Photo of Karol Severin
by Karol Severin

Meitu, the smartphone manufacturer, digital beauty, photo and video apps company, is undertaking initial public offering (IPO) on the 15th of December, looking to raise $750 million at a $5.2 billion valuation. The Chinese, yet Cayman Islands-registered company is listing in Hong Kong, where this could shape up to be the largest IPO in the sector since Alibaba.

Despite nearly 450 million reported monthly active app users and growing smartphone sales, Meitu is losing money. And as a loss-making tech company, it has to pursue a growth story to satisfy stock market forces, but the question is whether it can. Nearly 90% of Meitu’s revenues were accounted for by hardware in 2015. And it seems that’s mainly where the company will be concentrating in the near future. However, if it wants to establish a global foothold, it will be very challenging to compete in hardware with the firmly established handset brands in the West.

The easier (and cheaper) way to win global users over is to carve out a niche for digital beauty super-fans via Meitu’s services and apps and then try to upsell them hardware on grounds of the devices being specifically built for their needs.

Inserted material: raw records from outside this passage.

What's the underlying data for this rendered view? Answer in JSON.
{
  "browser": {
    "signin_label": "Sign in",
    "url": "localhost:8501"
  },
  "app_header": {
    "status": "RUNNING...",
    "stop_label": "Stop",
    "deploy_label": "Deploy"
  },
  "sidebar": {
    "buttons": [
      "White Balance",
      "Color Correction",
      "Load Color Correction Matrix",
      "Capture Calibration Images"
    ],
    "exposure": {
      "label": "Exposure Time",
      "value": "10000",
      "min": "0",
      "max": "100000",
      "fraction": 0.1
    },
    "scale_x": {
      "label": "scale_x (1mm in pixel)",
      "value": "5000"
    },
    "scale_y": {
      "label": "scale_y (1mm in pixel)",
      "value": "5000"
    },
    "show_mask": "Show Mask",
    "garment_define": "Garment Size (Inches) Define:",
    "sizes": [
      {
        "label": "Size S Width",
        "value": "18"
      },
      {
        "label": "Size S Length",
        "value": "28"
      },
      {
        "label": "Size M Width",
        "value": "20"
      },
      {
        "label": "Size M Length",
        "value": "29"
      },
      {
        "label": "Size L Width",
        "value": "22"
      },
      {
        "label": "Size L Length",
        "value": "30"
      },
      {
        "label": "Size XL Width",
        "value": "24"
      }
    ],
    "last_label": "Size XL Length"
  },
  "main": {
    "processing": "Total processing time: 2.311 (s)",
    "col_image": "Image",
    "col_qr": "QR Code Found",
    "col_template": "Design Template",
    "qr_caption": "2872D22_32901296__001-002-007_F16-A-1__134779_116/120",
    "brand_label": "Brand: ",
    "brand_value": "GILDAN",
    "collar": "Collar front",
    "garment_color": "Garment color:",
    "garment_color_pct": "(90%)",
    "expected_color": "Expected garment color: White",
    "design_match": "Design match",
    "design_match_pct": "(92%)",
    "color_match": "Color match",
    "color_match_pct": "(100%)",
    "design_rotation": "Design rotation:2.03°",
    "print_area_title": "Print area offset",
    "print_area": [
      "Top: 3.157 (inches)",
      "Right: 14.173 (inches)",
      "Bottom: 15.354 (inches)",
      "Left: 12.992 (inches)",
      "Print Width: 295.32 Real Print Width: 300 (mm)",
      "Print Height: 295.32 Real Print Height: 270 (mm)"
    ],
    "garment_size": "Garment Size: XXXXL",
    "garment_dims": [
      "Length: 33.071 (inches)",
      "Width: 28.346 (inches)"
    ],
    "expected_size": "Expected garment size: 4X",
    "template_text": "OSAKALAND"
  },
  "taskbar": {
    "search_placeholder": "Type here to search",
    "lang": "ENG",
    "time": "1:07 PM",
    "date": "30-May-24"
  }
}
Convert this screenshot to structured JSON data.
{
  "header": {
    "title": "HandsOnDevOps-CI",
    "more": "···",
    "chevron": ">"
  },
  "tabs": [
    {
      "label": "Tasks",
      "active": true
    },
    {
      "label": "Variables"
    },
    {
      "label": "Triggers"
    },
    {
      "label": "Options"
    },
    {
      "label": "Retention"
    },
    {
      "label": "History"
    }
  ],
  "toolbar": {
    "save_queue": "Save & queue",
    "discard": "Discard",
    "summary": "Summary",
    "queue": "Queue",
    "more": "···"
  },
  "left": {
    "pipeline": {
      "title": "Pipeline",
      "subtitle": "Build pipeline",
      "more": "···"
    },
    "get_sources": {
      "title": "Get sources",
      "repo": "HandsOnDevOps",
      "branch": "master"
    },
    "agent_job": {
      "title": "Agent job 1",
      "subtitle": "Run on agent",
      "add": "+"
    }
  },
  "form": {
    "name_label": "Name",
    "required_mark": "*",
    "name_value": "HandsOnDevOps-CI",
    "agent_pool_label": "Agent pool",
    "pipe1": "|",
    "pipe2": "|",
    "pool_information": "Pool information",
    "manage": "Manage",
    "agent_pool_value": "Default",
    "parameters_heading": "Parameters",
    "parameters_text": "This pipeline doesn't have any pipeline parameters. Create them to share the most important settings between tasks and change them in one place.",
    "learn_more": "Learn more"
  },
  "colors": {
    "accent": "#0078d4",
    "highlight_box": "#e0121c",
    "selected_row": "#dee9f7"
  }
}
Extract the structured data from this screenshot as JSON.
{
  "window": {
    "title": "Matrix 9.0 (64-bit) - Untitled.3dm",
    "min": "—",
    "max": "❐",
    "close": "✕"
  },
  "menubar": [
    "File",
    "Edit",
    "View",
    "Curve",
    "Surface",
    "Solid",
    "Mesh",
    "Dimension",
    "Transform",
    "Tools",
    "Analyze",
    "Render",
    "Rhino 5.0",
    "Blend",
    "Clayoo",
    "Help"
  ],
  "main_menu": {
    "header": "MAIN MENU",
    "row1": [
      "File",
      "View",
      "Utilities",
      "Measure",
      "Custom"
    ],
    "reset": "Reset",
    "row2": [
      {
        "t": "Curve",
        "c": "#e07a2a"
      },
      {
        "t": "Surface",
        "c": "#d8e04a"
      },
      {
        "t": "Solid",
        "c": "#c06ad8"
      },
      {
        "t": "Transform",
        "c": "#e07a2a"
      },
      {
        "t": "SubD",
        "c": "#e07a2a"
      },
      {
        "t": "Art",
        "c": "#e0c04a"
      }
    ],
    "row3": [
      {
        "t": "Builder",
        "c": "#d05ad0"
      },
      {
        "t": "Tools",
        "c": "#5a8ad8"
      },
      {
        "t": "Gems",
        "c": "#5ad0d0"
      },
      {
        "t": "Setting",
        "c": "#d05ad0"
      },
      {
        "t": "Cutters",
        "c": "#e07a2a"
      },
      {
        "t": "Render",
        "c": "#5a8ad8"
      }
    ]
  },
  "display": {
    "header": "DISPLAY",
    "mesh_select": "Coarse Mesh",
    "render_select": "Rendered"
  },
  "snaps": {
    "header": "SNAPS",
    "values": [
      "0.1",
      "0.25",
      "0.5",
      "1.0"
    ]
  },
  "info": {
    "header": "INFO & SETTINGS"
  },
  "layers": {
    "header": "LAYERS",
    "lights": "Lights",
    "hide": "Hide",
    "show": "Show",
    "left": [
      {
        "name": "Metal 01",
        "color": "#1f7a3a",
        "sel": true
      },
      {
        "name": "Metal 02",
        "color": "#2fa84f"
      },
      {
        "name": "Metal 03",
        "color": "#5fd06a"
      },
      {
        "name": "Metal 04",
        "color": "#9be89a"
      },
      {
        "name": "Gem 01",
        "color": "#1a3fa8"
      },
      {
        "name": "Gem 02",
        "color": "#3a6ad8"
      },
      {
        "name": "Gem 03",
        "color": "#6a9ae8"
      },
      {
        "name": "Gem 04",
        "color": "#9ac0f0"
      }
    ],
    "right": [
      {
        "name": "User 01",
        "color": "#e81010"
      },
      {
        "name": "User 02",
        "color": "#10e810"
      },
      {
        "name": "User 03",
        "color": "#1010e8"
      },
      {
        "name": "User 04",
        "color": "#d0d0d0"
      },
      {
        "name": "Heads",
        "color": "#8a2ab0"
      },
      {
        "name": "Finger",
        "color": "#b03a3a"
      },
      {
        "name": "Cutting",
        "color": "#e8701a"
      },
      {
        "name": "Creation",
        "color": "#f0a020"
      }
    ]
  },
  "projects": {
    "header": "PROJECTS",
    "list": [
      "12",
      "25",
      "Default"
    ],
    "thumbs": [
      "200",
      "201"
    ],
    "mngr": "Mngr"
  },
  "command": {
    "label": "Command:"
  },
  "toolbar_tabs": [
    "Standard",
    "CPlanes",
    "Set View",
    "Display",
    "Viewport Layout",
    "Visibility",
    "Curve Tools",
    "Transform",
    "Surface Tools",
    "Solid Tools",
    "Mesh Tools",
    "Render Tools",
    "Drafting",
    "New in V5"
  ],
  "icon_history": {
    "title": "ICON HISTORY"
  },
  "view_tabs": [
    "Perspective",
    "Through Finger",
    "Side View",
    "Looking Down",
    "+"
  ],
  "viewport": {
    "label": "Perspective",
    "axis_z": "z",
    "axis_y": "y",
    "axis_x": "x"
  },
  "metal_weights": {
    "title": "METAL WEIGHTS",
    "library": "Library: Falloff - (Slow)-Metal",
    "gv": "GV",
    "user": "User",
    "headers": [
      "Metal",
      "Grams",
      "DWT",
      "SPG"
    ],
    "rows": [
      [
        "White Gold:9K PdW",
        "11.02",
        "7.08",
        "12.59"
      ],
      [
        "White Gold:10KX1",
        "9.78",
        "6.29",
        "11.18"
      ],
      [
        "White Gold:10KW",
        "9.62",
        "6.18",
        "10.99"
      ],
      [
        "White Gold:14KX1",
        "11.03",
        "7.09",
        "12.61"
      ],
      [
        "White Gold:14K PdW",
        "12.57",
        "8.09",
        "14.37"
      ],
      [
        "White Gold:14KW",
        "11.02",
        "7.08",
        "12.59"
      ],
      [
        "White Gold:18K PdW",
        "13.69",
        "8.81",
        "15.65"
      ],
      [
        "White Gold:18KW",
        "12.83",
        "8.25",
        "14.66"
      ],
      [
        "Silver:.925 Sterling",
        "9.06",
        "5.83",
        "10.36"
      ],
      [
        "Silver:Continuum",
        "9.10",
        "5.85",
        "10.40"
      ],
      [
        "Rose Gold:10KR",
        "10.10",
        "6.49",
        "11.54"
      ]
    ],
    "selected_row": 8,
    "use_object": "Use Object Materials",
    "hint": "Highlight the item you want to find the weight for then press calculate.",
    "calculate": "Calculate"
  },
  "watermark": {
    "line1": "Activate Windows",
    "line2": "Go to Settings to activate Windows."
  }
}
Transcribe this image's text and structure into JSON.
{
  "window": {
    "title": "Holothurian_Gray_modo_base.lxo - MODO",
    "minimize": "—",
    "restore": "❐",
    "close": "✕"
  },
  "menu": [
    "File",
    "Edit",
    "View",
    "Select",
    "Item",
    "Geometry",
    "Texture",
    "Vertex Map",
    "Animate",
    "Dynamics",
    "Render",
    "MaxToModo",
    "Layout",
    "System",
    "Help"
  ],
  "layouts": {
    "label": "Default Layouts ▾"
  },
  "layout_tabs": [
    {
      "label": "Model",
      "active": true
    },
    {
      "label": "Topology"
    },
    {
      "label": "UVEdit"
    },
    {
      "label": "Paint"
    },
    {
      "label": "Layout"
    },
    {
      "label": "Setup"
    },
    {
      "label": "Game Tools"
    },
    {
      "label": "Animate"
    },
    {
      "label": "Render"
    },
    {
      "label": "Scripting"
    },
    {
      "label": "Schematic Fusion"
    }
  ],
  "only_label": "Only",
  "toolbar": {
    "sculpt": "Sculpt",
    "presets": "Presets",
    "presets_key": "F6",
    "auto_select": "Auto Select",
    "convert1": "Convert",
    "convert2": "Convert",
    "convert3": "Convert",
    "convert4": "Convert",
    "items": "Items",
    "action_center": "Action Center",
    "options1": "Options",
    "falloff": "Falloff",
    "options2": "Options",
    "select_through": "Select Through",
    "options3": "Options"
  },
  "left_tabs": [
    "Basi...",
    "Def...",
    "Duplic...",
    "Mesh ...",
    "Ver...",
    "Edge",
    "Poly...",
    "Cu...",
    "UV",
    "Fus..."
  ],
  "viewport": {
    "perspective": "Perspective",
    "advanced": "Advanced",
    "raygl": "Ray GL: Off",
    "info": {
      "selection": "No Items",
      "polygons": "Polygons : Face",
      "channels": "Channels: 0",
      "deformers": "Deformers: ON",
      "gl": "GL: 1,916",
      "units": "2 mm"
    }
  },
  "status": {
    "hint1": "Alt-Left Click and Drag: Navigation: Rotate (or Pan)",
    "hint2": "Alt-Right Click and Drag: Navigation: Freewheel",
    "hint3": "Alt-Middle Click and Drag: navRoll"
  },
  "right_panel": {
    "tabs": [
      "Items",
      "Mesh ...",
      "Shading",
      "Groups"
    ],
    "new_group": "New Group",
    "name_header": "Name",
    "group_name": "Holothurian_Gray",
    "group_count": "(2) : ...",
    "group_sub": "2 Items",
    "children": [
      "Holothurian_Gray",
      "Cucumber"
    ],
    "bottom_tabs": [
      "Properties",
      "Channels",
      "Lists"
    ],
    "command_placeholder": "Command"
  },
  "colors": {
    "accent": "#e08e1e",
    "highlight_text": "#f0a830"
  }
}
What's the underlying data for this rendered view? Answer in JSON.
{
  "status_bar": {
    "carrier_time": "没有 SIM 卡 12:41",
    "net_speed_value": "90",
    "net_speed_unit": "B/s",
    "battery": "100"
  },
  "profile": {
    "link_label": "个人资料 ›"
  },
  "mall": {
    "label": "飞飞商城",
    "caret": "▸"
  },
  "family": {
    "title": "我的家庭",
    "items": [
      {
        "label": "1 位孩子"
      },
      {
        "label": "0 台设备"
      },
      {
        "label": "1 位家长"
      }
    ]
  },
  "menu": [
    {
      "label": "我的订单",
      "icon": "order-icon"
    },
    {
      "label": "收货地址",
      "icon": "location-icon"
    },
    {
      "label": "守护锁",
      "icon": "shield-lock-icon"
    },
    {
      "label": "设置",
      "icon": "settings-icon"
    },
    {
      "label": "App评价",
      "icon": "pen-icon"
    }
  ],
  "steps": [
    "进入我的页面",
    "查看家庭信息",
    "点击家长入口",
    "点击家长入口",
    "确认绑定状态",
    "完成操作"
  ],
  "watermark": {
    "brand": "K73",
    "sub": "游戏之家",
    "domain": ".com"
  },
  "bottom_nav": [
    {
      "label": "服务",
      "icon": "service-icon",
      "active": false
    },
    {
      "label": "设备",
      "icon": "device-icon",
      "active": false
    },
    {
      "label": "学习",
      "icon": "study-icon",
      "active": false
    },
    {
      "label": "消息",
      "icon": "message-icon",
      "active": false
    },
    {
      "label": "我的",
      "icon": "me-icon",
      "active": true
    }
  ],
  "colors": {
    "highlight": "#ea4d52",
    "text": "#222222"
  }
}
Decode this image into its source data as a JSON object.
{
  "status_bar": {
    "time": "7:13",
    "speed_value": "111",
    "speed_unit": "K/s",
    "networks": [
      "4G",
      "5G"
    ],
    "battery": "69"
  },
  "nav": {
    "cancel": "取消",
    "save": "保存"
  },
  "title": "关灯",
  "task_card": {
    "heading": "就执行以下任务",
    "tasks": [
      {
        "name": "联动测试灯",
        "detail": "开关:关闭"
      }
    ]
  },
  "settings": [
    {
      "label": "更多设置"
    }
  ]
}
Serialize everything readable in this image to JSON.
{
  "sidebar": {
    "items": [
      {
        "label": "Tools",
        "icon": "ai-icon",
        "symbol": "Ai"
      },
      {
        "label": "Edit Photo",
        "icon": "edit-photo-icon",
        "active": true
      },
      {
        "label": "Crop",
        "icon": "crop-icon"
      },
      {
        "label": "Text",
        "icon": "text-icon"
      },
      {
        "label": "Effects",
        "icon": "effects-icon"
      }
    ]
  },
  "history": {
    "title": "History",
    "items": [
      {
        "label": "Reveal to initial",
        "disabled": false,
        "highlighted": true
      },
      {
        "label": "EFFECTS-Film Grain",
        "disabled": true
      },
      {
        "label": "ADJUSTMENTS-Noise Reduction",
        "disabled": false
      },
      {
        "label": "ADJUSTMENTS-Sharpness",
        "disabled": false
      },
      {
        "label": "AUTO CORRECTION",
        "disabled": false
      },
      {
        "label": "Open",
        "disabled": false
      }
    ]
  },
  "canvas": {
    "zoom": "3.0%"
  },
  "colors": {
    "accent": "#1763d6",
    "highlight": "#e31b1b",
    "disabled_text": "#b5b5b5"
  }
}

Meitu Must Improve Its App & Service Monetization Efforts

Unfortunately, Meitu has a lot of work to do on the service monetization front, if it wants to build a sustainable mobile ecosystem. In 2015 services & other non-hardware revenue accounted for approximately $10.8 million. At 450 million monthly active users this suggests an abysmal annual ARPU of just 2.4 cents. This means two things. One, Meitu’s definition of monthly active users likely inflates the reported number, because its app Meipai counts MAUs as number of devices rather than unique users. Two, Meitu is really weak at monetizing its apps. Even if you cut the reported user base in half, bringing the ARPU up to 5 cents. If you include hardware revenue amongst those users, the annual ARPU grows to about 24 cents. So in terms of ARPU, Meitu significantly lags behind any of the big mobile platforms, but also behind top app publishers like King or Supercell. Sure beauty apps are not games, but if the company wants to build a sustainable mobile ecosystem, it must look for ways to drive its ARPU up to satisfy basic unit economics.

Meitu As A Platform

Despite the fact that there is a lot for Meitu to work out from the unit economics point of view, the company is thinking among the right lines to create a niche mobile ecosystem in the future. It has hardware, social apps, video apps as well as photo re-touch apps all based around beauty. If Meitu can capture the global mobile beauty and digital make-up space, there are plenty of opportunities to monetize on in-app purchases, brand partnerships and mobile advertising going forward, especially sine the mobile ad spend in the US is still significantly higher than in China. In fact most global expansion would likely drive Meitu’s ARPU up. And The upcoming IPO will decide just how much expansion will Meitu actually be able to do.